In White Heat (1949), Mayo took on the cold-hearted role of "Verna Jarrett" opposite James Cagney (Cody Jarrett), a psychotic and mother-obsessed gunman. She later said in interviews that she was frightened by Cagney during the making of the film because he was so realistic. In The Best Years of Our Lives (1946), Mayo received raving reviews for her role as a shallow gold digger. This film featured an all-star cast and won nine Academy Awards. Her final film was the suspense thriller, The Man Next Door (1997).

Throughout Mayo's career, she appeared opposite some of the world's greatest leading men including: Burt Lancaster in The Flame and the Arrow (1950); Robert Stack in Great Day in the Morning (1956); Kirk Douglas in Along the Great Divide (1951); Rex Harrison in King Richard and the Crusaders (1954); Alan Ladd in The Iron Mistress (1952) and White Heat (1949); Gregory Peck in Captain Horatio Hornblower (1951) and Ronald Reagan in The Girl from Jones Beach (1949).

Mayo is probably best known for her delightful performances in musicals.

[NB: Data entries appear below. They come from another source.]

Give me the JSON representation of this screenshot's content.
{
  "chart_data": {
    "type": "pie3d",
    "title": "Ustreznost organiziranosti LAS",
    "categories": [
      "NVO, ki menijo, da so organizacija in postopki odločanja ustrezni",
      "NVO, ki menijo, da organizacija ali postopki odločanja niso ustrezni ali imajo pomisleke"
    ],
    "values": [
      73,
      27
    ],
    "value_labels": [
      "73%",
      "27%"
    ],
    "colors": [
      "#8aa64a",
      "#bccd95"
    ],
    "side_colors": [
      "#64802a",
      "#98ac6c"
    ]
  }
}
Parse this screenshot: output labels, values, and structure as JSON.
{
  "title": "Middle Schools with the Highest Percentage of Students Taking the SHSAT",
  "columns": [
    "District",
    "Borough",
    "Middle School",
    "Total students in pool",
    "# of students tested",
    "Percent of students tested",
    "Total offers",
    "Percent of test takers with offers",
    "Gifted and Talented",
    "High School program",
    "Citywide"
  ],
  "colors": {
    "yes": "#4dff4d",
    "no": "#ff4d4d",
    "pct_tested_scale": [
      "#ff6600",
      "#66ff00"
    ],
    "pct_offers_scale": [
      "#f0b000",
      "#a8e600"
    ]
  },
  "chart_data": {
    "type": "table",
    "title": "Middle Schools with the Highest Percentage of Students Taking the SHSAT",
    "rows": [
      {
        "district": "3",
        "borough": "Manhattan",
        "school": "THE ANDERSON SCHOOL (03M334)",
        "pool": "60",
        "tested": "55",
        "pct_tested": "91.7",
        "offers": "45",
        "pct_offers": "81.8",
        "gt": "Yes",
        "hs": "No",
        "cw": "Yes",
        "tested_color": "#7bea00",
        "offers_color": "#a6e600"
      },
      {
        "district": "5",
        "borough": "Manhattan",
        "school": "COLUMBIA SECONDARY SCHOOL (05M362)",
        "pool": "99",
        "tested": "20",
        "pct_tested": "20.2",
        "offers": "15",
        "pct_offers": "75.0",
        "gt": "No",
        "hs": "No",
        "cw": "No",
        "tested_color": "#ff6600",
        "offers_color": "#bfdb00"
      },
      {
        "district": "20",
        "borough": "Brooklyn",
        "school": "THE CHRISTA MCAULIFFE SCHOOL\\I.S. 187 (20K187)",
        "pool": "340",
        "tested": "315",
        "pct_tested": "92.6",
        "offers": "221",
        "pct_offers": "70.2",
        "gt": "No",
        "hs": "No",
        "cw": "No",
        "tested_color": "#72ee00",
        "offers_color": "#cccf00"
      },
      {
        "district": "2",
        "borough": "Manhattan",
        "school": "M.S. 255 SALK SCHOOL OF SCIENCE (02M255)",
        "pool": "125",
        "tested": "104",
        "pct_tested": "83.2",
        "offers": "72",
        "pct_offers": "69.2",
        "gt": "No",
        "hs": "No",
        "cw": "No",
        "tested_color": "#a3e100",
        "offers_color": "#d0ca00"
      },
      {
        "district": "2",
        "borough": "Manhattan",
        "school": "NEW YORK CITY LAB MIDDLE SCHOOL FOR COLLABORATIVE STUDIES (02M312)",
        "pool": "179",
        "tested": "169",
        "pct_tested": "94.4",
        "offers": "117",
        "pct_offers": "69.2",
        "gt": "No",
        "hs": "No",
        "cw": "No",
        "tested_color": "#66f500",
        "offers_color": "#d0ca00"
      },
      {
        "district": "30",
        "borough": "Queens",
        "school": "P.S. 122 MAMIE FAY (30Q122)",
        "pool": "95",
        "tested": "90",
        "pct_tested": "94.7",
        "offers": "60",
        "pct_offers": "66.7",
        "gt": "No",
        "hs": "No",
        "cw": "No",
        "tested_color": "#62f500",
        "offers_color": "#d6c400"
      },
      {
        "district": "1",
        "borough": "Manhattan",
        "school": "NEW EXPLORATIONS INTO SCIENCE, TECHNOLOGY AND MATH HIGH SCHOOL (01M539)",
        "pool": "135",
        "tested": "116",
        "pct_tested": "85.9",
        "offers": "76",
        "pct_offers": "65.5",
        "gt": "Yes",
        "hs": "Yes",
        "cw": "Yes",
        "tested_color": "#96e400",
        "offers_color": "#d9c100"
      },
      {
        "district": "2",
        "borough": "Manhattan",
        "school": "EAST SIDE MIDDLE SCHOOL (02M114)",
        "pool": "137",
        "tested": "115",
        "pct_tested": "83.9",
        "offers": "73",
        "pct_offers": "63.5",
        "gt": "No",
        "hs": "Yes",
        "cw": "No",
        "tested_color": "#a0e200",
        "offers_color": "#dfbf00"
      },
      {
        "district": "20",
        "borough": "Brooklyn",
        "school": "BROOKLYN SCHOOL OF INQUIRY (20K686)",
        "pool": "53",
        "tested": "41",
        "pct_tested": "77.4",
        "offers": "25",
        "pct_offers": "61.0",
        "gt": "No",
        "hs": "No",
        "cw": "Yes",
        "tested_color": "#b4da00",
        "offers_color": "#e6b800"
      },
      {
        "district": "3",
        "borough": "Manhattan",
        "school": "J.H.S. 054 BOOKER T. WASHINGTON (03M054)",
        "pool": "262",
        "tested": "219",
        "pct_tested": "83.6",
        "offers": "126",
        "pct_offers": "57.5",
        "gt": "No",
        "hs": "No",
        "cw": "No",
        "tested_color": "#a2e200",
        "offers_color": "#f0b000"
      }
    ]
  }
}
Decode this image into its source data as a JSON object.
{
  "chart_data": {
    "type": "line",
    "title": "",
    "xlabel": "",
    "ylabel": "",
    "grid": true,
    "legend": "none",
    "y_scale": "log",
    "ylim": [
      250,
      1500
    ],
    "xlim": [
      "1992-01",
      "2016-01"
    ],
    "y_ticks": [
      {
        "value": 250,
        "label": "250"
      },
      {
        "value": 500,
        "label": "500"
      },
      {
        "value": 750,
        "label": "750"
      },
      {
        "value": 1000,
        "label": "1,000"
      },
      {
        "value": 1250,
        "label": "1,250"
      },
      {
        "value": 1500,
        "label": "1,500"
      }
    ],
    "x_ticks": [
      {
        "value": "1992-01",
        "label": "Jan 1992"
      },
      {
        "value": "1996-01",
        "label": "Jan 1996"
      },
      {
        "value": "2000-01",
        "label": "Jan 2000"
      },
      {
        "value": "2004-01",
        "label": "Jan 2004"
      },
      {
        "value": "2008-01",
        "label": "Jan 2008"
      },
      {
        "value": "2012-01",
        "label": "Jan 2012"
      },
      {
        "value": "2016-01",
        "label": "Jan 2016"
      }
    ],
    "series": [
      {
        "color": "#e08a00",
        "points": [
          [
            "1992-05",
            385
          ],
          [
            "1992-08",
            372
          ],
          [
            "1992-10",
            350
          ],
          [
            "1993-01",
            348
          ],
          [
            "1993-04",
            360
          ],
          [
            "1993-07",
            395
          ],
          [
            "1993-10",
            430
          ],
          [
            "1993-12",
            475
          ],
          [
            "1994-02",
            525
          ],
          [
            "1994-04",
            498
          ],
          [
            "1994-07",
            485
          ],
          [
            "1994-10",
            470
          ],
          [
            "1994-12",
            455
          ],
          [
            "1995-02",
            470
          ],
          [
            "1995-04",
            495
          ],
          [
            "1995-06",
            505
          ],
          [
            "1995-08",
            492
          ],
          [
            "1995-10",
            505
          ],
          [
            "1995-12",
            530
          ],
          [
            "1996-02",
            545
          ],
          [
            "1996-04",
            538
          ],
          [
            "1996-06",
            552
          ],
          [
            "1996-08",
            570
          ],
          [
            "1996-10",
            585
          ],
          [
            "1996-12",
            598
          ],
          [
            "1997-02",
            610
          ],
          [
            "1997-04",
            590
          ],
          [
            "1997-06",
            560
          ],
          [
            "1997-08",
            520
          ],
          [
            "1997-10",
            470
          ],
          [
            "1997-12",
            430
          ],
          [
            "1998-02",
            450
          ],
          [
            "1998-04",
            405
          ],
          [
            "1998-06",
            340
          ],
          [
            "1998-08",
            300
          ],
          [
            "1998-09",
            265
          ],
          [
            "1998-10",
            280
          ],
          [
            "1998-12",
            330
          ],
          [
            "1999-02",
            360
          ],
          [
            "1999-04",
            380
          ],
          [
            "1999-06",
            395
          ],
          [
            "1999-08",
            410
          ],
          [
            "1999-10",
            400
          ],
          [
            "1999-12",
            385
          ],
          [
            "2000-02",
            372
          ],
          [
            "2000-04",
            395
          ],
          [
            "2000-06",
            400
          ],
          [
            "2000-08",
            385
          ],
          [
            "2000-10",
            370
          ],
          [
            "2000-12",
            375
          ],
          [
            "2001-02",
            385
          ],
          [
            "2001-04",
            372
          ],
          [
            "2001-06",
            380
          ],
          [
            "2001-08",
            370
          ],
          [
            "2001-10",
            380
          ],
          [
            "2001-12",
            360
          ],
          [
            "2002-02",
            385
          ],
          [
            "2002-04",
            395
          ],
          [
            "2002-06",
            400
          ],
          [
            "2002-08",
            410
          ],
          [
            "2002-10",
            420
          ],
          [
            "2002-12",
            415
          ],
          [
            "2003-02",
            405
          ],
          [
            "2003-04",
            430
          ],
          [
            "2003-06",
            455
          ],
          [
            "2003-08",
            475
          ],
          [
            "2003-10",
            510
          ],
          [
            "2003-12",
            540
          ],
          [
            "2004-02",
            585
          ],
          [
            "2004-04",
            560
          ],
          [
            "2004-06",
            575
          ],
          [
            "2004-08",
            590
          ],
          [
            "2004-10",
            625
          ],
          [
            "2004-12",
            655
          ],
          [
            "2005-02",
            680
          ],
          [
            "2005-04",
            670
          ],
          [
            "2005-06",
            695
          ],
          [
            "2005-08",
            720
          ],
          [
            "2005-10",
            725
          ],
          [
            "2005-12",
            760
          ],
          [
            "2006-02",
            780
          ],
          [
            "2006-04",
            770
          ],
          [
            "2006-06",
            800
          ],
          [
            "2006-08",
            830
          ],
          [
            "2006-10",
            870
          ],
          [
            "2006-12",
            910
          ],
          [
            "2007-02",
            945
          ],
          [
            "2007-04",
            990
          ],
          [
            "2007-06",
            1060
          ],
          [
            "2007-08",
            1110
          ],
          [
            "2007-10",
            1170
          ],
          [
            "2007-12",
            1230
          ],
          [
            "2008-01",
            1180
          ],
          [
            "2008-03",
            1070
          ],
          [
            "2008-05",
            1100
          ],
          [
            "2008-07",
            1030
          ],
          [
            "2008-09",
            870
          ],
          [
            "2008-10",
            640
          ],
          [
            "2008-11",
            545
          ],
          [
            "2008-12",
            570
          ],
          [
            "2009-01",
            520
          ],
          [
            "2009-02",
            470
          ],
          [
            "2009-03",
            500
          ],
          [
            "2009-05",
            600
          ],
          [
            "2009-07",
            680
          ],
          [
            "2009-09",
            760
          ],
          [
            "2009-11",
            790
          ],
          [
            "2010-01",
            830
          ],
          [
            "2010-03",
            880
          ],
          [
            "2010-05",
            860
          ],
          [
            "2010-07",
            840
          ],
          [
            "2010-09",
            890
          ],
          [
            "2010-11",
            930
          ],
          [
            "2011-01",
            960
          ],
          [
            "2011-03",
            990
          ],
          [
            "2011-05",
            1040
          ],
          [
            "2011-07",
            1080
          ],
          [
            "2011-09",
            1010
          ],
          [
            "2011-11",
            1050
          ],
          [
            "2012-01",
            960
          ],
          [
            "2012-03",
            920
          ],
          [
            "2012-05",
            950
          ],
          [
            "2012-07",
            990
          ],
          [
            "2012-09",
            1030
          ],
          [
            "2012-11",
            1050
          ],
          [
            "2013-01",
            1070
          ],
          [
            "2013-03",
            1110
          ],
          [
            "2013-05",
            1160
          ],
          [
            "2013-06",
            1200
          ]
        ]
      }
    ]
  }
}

Even though she was talented in all areas of acting, musicals were her passion. She loved them and loved to perform in them. Some of her most memorable performances were in the following films:  No No Nanette, Barefoot in the Park, Forty Carats, Hello Dolly, Butterflies Are Free, and Move Over Mrs. Markham. Mayo also costarred with her husband in musical hits such as Tunnel of Love, Ficrello, and George Washington Slept Here. In addition, she starred in Cactus Flower, How the Other Half Lives, and Good News.

In addition to film, Mayo appeared in many television shows including: Night Gallery, Merv Griffin, Police Story, Dinah Shore, Mike Douglas, and numerous variety specials. She also had feature roles on The Love Boat, Murder She Wrote, Remington Steele, and 12 episodes of the daytime show, Santa Barbara.

Mayo made her home in Thousand Oaks, California where she pursued her passion for painting. Her work consisted primarily of oils and watercolors. Her other passion in life, were her three adorable grandsons. She often said her most challenging role in her life was that of being a "loving grandmother." She died of heart failure on January 17, 2005. She was 84-years-old. She is survived by her daughter, Mary Catherine Johnston.